South Africa 16.5.2018 03:01 pm

MPs to summon ministers on R13.bn owed to Eskom by municipalities

Photo: iStock

Photo: iStock

Eskom chairperson says the amount owed to the electricity utility increased from R9.5 billion last year to R13.8 at the end of last month.

MPs on Wednesday resolved to summon the inter-ministerial task team looking into municipalities which owe the state-owned power utility, Eskom, close to R14 billion in debt to Parliament.

At a meeting of Parliament’s standing committee on public accounts (Scopa), Eskom board chairman Jabu Mabuza told MPs the amount the electricity utility was owed went from R9.5 billion last year to R13.8 at the end of last month.

In a statement, Scopa said it was not happy with the responses received from Eskom, the South African Local Government Association, the Department of Cooperative Governance and Traditional Affairs and National Treasury on how they were working together to solve the debt problem, which could affect Eskom’s standing with lenders.

“Scopa hopes that a meeting with the inter-ministerial task team will provide resolutions, particularly as some municipalities who are able to pay are reluctant to do so,” the statement said.

“Scopa has also resolved to call the top 10 defaulting municipalities to understand why they are not paying their debt.”

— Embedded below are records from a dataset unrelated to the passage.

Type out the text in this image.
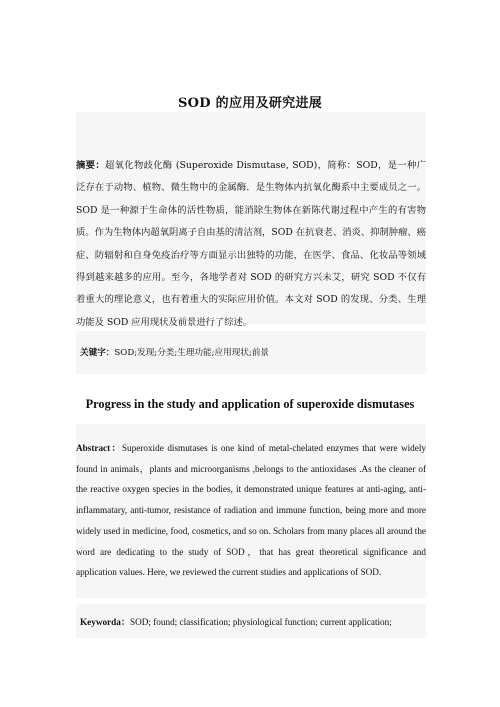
SOD 的应用及研究进展

摘要：超氧化物歧化酶 (Superoxide Dismutase, SOD)，简称：SOD，是一种广泛存在于动物、植物、微生物中的金属酶．是生物体内抗氧化酶系中主要成员之一。SOD 是一种源于生命体的活性物质，能消除生物体在新陈代谢过程中产生的有害物质。作为生物体内超氧阴离子自由基的清洁剂，SOD 在抗衰老、消炎、抑制肿瘤、癌症、防辐射和自身免疫治疗等方面显示出独特的功能，在医学、食品、化妆品等领域得到越来越多的应用。至今，各地学者对 SOD 的研究方兴未艾，研究 SOD 不仅有着重大的理论意义，也有着重大的实际应用价值。本文对 SOD 的发现、分类、生理功能及 SOD 应用现状及前景进行了综述。

关键字：SOD;发现;分类;生理功能;应用现状;前景

Progress in the study and application of superoxide dismutases

Abstract：Superoxide dismutases is one kind of metal-chelated enzymes that were widely found in animals，plants and microorganisms ,belongs to the antioxidases .As the cleaner of the reactive oxygen species in the bodies, it demonstrated unique features at anti-aging, anti-inflammatary, anti-tumor, resistance of radiation and immune function, being more and more widely used in medicine, food, cosmetics, and so on. Scholars from many places all around the word are dedicating to the study of SOD，that has great theoretical significance and application values. Here, we reviewed the current studies and applications of SOD.

Keyworda：SOD; found; classification; physiological function; current application;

Scopa named the top ten defaulting municipalities as:

  • Maluti A Phofung in the Free State, owing R2.8 bn;
  • Matjhabeng in the Free State, owing R1.8bn.;
  • eMalahleni in Mpumalanga, owing R1.6bn;
  • Ngwathe in the Free State, owing R936m;
  • Emfuleni in Gauteng, owing R606m;
  • Govan Mbeki in Mpumalanga, owing R517m;
  • Lekwa in Mpumalanga, owing R491m;
  • Thaba Chweu in Mpumalanga, owing R431m;
  • Ditsobotla in North West, owing R293m; and
  • Naledi in North West, owing R280m.

In the past, Eskom has entered into payment agreements with municipalities to prevent electricity cuts. However, Eskom reported that the municipalities often renege on these agreements.